Every time the stalk is cut, juice is lost. Because juice is stored in the stalk at above atmospheric pressure, the juice actively escapes from each cut. As such, ratio of juice lost:fibre lost is higher than the ratio of juice:fibre in an uncut stalk. Because of this, billeting not only results in a loss of total mass, but also increased fibre%cane and reduced Brix/Pol in Cane and CCS. As well as the immediate loss of sugar through billeting, juice begins to deteriorate on exposure to oxygen – the shorter the billets, the more exposure, and the faster the deterioration. Similarly, the greater the damage to billeted cane, the higher the immediate losses and higher the higher the rate of deterioration. Hot weather seriously exacerbates these problems.

Based on BSES Chopper test rig work, an immediate total mass loss of up to 10% can occur with “10 blade” choppers at short billet length settings, with even greater losses with “12 blade” systems. Subsequent BSES research, and recent International research has found that actual lost CCS (tonnes CCS / ha) is up to double this.


Cane loss through the extractor is widely recognised as the largest source of loss to the industry in green cane, and can be significant in burned cane. Cane loss is impacted on by the amount and characteristics of leafy trash, pour rate, billet length and billet diameter, and of course, fan speed. In a particular field at some point in time, pour rate has more effect on the trashiness of the cane going to the mill than any other factor, however conditions (rainy v’s dry) and crop characteristics (trashiness and clinginess of trash) have very major impact on actual trash levels in the cane being sent to the mill. 
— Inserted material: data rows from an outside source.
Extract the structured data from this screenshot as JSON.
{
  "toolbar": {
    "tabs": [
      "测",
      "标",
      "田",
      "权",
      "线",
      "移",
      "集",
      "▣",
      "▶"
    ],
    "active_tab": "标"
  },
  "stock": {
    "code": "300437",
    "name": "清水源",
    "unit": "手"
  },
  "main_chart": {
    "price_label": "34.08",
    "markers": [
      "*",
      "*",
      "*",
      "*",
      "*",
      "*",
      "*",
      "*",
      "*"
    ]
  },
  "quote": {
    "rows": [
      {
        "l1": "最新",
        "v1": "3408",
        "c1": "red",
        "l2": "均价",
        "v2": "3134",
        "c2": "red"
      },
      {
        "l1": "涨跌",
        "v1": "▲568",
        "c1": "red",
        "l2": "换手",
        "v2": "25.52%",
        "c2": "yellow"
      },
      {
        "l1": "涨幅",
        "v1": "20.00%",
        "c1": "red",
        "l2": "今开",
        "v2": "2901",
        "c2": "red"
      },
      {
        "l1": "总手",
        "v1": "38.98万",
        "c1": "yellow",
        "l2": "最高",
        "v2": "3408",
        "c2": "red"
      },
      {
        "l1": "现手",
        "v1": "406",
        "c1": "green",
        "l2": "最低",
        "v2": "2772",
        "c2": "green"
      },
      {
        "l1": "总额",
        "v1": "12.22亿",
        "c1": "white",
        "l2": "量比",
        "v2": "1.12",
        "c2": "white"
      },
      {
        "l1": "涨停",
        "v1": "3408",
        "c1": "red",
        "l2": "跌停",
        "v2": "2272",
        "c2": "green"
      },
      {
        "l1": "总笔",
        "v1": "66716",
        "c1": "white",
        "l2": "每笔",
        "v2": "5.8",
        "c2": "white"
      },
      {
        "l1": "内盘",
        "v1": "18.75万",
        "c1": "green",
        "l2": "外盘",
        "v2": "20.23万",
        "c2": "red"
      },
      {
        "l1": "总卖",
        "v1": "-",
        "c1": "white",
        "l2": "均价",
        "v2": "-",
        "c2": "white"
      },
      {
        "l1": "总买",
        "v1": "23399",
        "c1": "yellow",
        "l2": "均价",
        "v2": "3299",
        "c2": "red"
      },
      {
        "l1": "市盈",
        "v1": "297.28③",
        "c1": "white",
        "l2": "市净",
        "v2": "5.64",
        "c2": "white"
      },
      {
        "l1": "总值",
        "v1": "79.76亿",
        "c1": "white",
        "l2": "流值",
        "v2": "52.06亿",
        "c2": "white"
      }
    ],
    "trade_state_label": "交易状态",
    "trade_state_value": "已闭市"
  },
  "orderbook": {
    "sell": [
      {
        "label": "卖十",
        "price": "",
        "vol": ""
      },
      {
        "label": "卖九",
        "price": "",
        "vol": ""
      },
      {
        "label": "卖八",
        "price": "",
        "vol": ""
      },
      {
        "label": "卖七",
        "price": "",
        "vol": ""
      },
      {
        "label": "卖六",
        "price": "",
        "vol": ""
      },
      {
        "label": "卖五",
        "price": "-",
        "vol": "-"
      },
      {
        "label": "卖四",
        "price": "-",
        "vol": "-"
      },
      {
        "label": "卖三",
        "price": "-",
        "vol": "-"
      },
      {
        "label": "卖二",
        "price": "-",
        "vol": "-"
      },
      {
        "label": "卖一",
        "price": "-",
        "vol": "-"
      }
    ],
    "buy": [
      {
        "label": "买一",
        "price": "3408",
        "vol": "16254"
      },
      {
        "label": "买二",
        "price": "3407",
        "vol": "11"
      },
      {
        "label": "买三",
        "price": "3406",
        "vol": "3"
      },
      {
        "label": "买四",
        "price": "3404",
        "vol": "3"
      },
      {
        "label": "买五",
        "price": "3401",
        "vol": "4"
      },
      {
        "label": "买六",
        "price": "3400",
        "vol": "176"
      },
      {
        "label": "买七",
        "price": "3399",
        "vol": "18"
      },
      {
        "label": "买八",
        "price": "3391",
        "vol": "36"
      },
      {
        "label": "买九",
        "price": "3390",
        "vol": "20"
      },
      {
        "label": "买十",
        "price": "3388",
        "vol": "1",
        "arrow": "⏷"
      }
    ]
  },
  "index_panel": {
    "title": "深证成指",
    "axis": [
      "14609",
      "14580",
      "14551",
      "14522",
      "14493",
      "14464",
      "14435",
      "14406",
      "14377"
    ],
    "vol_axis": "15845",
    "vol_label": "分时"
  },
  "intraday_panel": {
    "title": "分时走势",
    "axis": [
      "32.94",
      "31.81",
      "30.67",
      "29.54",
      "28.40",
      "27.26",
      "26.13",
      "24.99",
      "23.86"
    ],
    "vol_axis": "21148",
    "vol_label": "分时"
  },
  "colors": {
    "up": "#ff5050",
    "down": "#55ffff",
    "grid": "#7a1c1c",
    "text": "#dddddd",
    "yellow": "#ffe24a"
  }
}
SCHLOT uses data from large numbers of Australian and International harvesting trials to develop relationships between all these factors, and for different harvesters. This allows SCHLOT to better assess what will really happen when something is changed under given crop and field conditions.

Bin Weight

Bin-weight is a major factor in harvesting costs, and the cost to the mill of transporting cane is also one of it’s biggest costs. Low bin-weights increase costs, however across the Industry bin-weights are generally reducing, despite reducing billet lengths. SCHLOT uses relationships developed from trial data to predict bin-weight based on a number of factors, including varietal characteristics, billet length and anticipated trash levels in the bin.  


The grower is paid by the miller, based on the CCS of the delivered cane, minus a nominal crushing fee of four units of CCS. The CCS formula was initially developed for hand-cut cleaned green cane. Higher trash levels artificially inflate recoverable sucrose, as well as reduce the processing rate and recovery of both the milling house and the boiling house. SCHLOT uses the standard CCS analysis formulas on the product which is assumed to relate to different harvesting settings, to determine farmer payment. SCHLOT then used a series of other research findings to determine the impact of the different cane products on mill performance and probable recovery, as well as probable molasses production. Transport costs, milling rate, and the value of sugar and by-products impact on mill profitability 

 SCHLOT can be utilised by the mill in communication with harvesters and growers to assist in the management of the value chain, including allocation of bins.